Antes que nada estudiamos el terreno. El garage de la sede era largo y dentro estaban estacionados 5 autos. El penúltimo era un Alfa Romeo. El portón enrejado no sería problema pues carecía de cerrojo y bastaba empujarlo para introducirse. En realidad el problema principal sería pasar desapercibidos. Echamos un volado, a él le tocó «dar el golpe» mientras que yo «echaría aguas» Despejamos el área, entró, apalancó el desarmador y arrancó la figurilla de la cruz y la serpiente pero tuvo que agazaparse de inmediato pues un señor había salido del edificio y se dirigía precisamente al garage. El tipo subió al último auto, lo echó a andar y lo sacó de la cochera para estacionarlo fuera, cuando miraba hacia atrás mi primo se escabulló y rápido se puso a mi lado. El tipo seguramente nos miró de reojo y volteo hacia nosotros; el Yeyo no se amilanó y sonriente le saludó como si lo conociera. El tipo se le quedo mirando fijamente, sonrió, bajó del auto y dirigiéndose a nosotros nos dijo:

– Hola, ¿que hacen por aquí? -inquirió.

-Pues venimos a ver si nos podrían dar un mapa de Italia -contestó nervioso.

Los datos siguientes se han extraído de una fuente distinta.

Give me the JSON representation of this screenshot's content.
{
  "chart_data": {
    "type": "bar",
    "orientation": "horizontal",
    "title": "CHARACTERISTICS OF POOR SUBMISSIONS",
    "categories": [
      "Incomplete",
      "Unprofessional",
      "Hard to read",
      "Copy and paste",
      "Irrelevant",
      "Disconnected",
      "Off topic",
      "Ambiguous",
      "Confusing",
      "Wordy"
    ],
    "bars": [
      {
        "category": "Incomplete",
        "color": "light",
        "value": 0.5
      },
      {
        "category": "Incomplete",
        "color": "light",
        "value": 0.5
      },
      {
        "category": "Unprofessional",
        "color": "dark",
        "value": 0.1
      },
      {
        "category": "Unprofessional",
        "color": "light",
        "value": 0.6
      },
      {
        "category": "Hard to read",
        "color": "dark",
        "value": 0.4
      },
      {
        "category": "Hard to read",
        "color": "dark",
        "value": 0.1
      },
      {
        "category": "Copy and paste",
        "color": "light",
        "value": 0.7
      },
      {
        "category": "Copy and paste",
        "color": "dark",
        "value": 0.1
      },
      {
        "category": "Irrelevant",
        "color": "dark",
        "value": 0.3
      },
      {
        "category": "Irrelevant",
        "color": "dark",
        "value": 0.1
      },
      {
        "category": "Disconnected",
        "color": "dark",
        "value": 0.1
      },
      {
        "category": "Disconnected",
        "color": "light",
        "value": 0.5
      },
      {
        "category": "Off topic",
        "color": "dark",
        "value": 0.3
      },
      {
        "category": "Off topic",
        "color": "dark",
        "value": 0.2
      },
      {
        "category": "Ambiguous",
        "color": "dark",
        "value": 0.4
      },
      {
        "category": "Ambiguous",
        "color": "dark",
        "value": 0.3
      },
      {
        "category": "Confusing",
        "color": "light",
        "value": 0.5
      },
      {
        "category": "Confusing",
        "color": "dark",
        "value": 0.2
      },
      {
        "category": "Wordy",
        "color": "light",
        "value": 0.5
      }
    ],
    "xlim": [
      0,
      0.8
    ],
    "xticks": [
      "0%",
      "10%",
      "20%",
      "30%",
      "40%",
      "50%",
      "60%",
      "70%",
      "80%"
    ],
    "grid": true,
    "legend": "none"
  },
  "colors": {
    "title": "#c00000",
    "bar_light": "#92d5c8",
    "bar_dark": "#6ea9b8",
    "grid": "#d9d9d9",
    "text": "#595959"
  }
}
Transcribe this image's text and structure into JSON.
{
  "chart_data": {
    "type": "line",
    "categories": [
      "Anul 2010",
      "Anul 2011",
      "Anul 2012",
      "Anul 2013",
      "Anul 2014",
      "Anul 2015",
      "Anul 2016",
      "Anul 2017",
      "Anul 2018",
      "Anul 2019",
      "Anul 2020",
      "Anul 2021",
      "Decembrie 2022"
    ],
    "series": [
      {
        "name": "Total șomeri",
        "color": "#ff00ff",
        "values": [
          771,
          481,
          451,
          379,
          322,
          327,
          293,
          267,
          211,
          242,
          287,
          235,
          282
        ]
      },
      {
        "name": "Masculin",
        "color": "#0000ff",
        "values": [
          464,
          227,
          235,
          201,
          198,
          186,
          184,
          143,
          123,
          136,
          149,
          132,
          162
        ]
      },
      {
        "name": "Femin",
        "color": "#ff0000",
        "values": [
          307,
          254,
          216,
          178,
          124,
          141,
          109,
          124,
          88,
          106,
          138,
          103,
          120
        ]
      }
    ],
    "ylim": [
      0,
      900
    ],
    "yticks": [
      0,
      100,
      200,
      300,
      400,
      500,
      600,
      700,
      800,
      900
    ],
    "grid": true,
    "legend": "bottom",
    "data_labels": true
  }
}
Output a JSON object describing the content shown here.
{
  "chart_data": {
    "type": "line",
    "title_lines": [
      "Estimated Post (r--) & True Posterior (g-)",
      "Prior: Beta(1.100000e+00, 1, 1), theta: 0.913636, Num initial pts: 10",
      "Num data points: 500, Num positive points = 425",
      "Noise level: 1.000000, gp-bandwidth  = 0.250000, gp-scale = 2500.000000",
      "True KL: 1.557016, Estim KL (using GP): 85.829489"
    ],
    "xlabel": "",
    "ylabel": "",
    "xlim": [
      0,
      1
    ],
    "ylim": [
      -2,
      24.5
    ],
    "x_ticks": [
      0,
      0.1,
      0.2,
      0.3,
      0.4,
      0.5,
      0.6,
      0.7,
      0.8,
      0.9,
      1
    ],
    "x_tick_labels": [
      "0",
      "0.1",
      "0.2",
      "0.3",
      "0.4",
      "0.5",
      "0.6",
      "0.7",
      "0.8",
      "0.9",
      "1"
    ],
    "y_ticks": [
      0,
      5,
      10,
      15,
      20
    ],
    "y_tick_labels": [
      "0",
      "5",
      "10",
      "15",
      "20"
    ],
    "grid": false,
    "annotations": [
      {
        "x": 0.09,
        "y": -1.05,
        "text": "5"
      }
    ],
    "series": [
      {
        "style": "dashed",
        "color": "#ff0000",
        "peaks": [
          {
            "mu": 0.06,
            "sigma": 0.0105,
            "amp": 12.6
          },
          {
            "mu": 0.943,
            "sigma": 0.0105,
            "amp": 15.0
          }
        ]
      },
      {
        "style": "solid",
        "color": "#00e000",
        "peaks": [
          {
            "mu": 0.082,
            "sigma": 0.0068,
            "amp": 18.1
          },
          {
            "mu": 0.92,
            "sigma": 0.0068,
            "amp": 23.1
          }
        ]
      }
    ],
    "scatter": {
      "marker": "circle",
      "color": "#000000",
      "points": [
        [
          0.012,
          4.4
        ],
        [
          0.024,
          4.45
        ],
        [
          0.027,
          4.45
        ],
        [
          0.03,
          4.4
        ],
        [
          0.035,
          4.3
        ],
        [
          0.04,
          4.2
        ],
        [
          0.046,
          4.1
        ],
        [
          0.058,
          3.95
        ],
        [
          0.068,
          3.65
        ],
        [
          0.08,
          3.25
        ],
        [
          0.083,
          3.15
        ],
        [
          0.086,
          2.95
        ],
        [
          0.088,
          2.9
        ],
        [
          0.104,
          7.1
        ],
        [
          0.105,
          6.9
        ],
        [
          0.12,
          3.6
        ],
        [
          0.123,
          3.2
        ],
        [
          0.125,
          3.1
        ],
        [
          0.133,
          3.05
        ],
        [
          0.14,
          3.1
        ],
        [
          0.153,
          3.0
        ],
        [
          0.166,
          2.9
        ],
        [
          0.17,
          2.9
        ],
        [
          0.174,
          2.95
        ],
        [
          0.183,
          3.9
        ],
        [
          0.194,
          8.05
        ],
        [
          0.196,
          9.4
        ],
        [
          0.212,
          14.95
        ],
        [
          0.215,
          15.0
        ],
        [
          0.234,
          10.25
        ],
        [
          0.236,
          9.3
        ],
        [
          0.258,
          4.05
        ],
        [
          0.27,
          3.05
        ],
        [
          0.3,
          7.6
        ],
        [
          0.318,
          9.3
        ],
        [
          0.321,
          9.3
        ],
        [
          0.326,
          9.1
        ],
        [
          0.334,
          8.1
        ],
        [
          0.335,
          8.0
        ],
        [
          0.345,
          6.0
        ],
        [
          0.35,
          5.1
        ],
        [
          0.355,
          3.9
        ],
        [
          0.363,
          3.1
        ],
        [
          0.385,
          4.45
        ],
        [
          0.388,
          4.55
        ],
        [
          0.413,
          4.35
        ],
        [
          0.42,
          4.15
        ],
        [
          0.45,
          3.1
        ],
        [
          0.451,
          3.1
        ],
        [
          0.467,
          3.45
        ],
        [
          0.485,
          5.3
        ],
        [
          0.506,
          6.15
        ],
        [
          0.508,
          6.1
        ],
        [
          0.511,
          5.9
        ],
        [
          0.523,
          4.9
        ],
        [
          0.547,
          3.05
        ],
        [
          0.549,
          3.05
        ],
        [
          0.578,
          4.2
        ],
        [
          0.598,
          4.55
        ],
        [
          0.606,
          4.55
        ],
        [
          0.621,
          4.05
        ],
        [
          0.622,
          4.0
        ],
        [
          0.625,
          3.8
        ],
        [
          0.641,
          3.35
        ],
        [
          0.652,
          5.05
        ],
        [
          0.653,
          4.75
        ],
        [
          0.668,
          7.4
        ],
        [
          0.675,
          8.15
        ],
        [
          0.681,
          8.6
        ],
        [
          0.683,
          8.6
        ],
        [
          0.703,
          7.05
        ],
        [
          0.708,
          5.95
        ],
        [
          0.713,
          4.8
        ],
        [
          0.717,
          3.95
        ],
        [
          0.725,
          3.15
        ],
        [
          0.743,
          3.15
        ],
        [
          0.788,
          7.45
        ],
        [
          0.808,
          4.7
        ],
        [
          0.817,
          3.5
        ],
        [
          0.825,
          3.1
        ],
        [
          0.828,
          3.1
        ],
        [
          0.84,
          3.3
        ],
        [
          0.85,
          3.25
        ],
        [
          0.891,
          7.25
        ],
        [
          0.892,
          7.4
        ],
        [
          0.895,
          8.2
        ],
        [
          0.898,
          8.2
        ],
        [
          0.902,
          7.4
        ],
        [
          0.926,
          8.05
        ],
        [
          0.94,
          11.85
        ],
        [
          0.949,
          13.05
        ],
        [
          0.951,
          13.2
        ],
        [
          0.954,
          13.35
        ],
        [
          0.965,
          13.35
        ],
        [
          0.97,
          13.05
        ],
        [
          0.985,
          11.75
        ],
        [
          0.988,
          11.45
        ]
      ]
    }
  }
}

– Conque un mapa de Italia ¿eh? ¿A poco van a viajar para allá?

– No, en realidad es para una tarea de la clase de geografía.

– Oquei -dijo mientras se dirigía al Alfa Romeo- pasen por aquella puerta, ahí les informarán.

Muertos del temor de que fuera a descubrir nuestro bandidaje, entramos a la recepción de la embajada, ahí nos atendió una recepcionista de ojos verdes muy guapa, le preguntamos por el mapa, nos pidió esperar y taconeando con paso sensual se perdió de vista por un pasillo, luego regresó con un sobre donde venía el mapa. El Yeyo lo sacó y desplegó preguntando a la chica si sabía en cual de las ciudades ahí mostradas fabricaban los autos Alfa Romeo. La chica lo miró sonriente y le dijo que en Milán, cerca de Bolonia, acto seguido se puso a buscar junto con nosotros hasta que la localizamos.

– Eco cuí -dijo señalando la ciudad cuestionada y con un lapiz marcó una crucecilla. Sobra decir que yo estaba que me moría de ganas de salir corriendo, aquello era demasiado para mi.

Ya en la calle el Yeyo aspiró profundamente el sobre conteniendo el mapa; olía a la fragancia de la bella oficinista que tan amable nos había tratado sin sospechar la clase de granujas que éramos.

Robar escudos era excitante y cargado de tensión, pero nosotros como rateros, éramos sólo unos novatos, actuábamos sin otra estrategia que vigilar uno y “asestar el golpe” el otro.  No contábamos con que los vecinos se habían dado cuenta de aquel vandalismo espontáneo y estaban a la caza de los delincuentes. Una tarde nos pillaron. El trauma de verme acorralado por varios adultos dispuestos a golpearnos fue aterrador. Al Yeyo lo atacaron por la espalda dominándolo de inmediato, yo, sin saber de lo que era capaz un ser humano sitiado, salté al cofre de un auto y aunque me atraparon un pie, pude sacudirme la mano con la que me aferraban, tan sólo para caer de bruces y ser plenamente dominado. Los gritos de nuestros cazadores eran de triunfo “¡Los agarramos!”, “¡Llamen a la policía!” Alguien me tenía sujeto contra el suelo, me sometía torciendo mi brazo hacia atrás de la espalda y aprisionándome de los cabellos contra el pavimento. Mi corazón quería salírseme por la boca, sudaba copiosamente y sangraba por la nariz.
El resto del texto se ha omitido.